Enhancing interpersonal skills is much better than getting high marks
- April 8, 2020
- Posted by: Sakher
- Category: Blog
Researchers in the field of education try to find the best ways to measure success related to academic achievement, and some focus on strengthening skills related to emotional intelligence and social development, such as empathy and perseverance, as it plays a fundamental role in students obtaining the best results.
The researchers go on to assume that if a competition is held between schools that emphasize the high marks of their students and schools that support the personal skills of their students, students who are socially and personally empowered will win.
A large study was conducted involving more than 150,000 students in all high schools in Chicago, in which researchers calculated schools that build their students with socio-emotional qualities such as the ability to resolve conflicts and the drive to diligence how they became better in the short term and long-term results unlike students from schools that enhance only test results.
Rather, schools supporting and developing personal skills showed students with high rates, few absence rates, disciplinary problems, or low-incarceration arrests. Later, students of these schools were able to complete their university studies at high rates as well. The study did not marginalize the aspect related to the high levels of educational achievement, often the schools with outstanding students were also schools concerned with the personal social development of their students.
However, the compatibility of these two features in schools, especially the one upon which the study was based, was not an ideal one. Measuring the personal skills of individuals tends more to be a complex and controversial process, for example, in a school, a new social and emotional trend with connections is observed, “perseverance” and the form of determining what it is, its shape and its measurement confused researchers.
The researchers relied on the answers of a socio-emotional survey conducted for public school students in Chicago since 2008 until now, in which students answered a set of questions about their own perceptions of their personal and social skills and diligence, for example, students expressed the extent of their agreement to sentences such as: “If I need Study, I will not go out with my friends.” To find out the size of the role played by high school students in their answers to the survey, the students ’previous educational achievement and their responses to the previous questionnaires that were taken into consideration.
The researchers also fit the students ’answers according to their gender, race, social situation, and the surrounding environment. All of this plays a role in determining their answers. For example, someone can respond that they work hard if they find the people around them do not make any effort.

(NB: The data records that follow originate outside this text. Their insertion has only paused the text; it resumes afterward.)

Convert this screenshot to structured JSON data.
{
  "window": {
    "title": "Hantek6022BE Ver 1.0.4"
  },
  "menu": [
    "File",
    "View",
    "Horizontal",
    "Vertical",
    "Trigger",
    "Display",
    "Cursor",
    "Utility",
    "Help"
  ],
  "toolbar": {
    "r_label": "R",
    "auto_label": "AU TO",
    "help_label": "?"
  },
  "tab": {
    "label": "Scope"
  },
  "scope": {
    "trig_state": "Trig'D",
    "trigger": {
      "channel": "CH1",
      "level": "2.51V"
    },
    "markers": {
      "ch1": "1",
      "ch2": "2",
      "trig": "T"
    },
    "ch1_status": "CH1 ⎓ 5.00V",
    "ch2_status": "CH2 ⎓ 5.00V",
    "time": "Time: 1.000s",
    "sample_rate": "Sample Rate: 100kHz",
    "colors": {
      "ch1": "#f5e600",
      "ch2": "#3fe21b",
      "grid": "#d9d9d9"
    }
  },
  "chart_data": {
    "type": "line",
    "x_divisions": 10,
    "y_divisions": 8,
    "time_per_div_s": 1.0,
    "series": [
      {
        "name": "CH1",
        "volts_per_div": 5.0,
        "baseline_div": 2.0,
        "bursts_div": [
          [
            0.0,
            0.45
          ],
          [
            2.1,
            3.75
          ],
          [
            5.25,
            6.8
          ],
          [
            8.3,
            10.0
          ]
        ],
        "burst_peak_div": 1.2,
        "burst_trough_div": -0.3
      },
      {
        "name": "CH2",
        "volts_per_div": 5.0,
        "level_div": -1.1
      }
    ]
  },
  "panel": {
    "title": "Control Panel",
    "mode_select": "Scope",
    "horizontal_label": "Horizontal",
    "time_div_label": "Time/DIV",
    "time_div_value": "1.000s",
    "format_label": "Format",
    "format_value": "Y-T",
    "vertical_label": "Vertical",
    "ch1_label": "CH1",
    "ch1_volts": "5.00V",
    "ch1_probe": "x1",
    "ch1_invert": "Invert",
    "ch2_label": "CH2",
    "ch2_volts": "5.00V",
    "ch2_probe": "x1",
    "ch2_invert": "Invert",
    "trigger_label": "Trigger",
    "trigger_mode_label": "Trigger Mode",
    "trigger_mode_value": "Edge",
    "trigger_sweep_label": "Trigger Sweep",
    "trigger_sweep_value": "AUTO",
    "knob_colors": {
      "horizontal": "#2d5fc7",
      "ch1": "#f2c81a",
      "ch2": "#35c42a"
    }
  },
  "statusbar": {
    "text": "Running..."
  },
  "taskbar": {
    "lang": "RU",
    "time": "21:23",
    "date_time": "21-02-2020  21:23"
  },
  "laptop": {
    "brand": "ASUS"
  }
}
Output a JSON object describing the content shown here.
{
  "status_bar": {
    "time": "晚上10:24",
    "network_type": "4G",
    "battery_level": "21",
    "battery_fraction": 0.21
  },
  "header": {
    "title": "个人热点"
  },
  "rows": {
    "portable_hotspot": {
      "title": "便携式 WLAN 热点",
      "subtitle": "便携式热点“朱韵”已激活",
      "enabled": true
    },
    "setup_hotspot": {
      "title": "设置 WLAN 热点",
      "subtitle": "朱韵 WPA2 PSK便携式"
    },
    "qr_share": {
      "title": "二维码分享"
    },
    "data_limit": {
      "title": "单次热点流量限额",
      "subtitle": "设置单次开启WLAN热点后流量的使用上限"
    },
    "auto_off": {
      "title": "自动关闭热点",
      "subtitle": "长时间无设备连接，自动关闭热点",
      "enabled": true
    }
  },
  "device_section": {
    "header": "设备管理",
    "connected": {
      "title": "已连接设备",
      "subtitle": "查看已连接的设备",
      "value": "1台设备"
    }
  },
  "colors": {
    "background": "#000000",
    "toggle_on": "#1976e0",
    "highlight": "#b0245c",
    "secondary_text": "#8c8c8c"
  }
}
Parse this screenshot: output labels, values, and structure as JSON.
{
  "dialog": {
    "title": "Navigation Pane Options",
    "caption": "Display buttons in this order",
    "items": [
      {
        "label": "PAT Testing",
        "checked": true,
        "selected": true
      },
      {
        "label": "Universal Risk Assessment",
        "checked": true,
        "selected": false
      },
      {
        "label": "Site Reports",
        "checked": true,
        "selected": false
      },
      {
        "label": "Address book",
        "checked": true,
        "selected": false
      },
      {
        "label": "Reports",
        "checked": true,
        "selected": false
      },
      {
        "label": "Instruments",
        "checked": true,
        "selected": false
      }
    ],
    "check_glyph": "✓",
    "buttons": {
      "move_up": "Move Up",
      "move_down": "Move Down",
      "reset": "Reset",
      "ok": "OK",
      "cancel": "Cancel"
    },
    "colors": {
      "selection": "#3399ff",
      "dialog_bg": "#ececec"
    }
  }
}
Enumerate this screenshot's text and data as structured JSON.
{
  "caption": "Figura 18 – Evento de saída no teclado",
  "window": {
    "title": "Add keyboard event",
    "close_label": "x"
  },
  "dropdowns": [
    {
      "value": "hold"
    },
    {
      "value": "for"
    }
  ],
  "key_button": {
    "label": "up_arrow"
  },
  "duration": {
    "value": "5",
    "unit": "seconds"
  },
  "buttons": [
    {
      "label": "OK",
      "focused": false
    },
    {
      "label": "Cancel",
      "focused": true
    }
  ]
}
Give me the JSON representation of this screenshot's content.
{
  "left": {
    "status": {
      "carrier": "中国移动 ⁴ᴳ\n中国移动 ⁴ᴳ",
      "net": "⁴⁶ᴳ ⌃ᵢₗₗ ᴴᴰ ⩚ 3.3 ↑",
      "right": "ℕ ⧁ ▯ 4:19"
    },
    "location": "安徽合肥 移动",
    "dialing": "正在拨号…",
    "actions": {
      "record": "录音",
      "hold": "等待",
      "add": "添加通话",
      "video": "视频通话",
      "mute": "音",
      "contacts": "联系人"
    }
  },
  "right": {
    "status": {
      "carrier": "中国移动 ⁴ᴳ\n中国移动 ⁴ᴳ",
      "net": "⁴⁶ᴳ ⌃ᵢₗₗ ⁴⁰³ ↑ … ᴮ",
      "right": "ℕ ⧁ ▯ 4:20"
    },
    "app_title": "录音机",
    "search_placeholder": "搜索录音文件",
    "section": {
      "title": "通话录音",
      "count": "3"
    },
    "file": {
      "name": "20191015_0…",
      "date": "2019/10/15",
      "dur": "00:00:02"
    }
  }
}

At the end of their survey of which the researchers conducted on a number of school students, and compared to their answers and the preparatory schools in which they learned, they found that the answers of the students have a great correlation with the educational rates and the schools themselves, meaning that the school students who cared and nurtured the personal skills of their students were characterized by a lack of discipline problems. It was noted in the study the percentage of high school students who have completed the preparatory stage in schools that have taken care of their personal skills and have completed their studies at high rates and with a significant decrease of any problems.
The study makes many contributions to research in the field of education. And by more evidence that students are self-aware and honest enough to answer a survey that investigates emotional social skills. It indicates that the development of personal skills is important in relation to educational outcomes, just as degrees and attendance.
There is a debate in the community of researchers about whether interventions to reinforce the feature of “perseverance” or “evolving mentality” have a role in students’ learning more or in their academic progress. These new socio-emotional concepts were not tested within the study except that the schools that improved social welfare had greater effects on absenteeism and behavioral offenses, while the schools that encouraged perseverance and developed mentalities achieved a significant impact on the rates.
Here researchers are trying to shed light on the idea of differences in the ability of schools to achieve success in developing personal skills. A big question that is not absent from the study and from the minds of researchers in what schools do to achieve these results. It is important that the study covers the answer to whether the schools adopt a teaching curriculum that supports personal skills or trains their teachers to develop those skills.
But the researchers were not in direct contact with specific socio-emotional curricula approved by schools. It is also possible that successful schools did not do the distinctive thing to achieve these skills but only were provided with a teaching staff of adults who encouraged the diligence of students and dealt with them with a methodology of respect and motivation that enhanced their societal feeling.
It remains for the study to reach successful schools to study the mechanism of their interaction with students. It is not enough to go to any school and conduct a questionnaire about students ’academic diligence, otherwise, schools will train their students to answer such questionnaires as they are studying hard. What really matters is the mechanisms, roles, and factors involved in building a hardworking student who is well-educated and outperforming as well as achieving personal and emotional social skills, and has self-awareness and a developed mindset.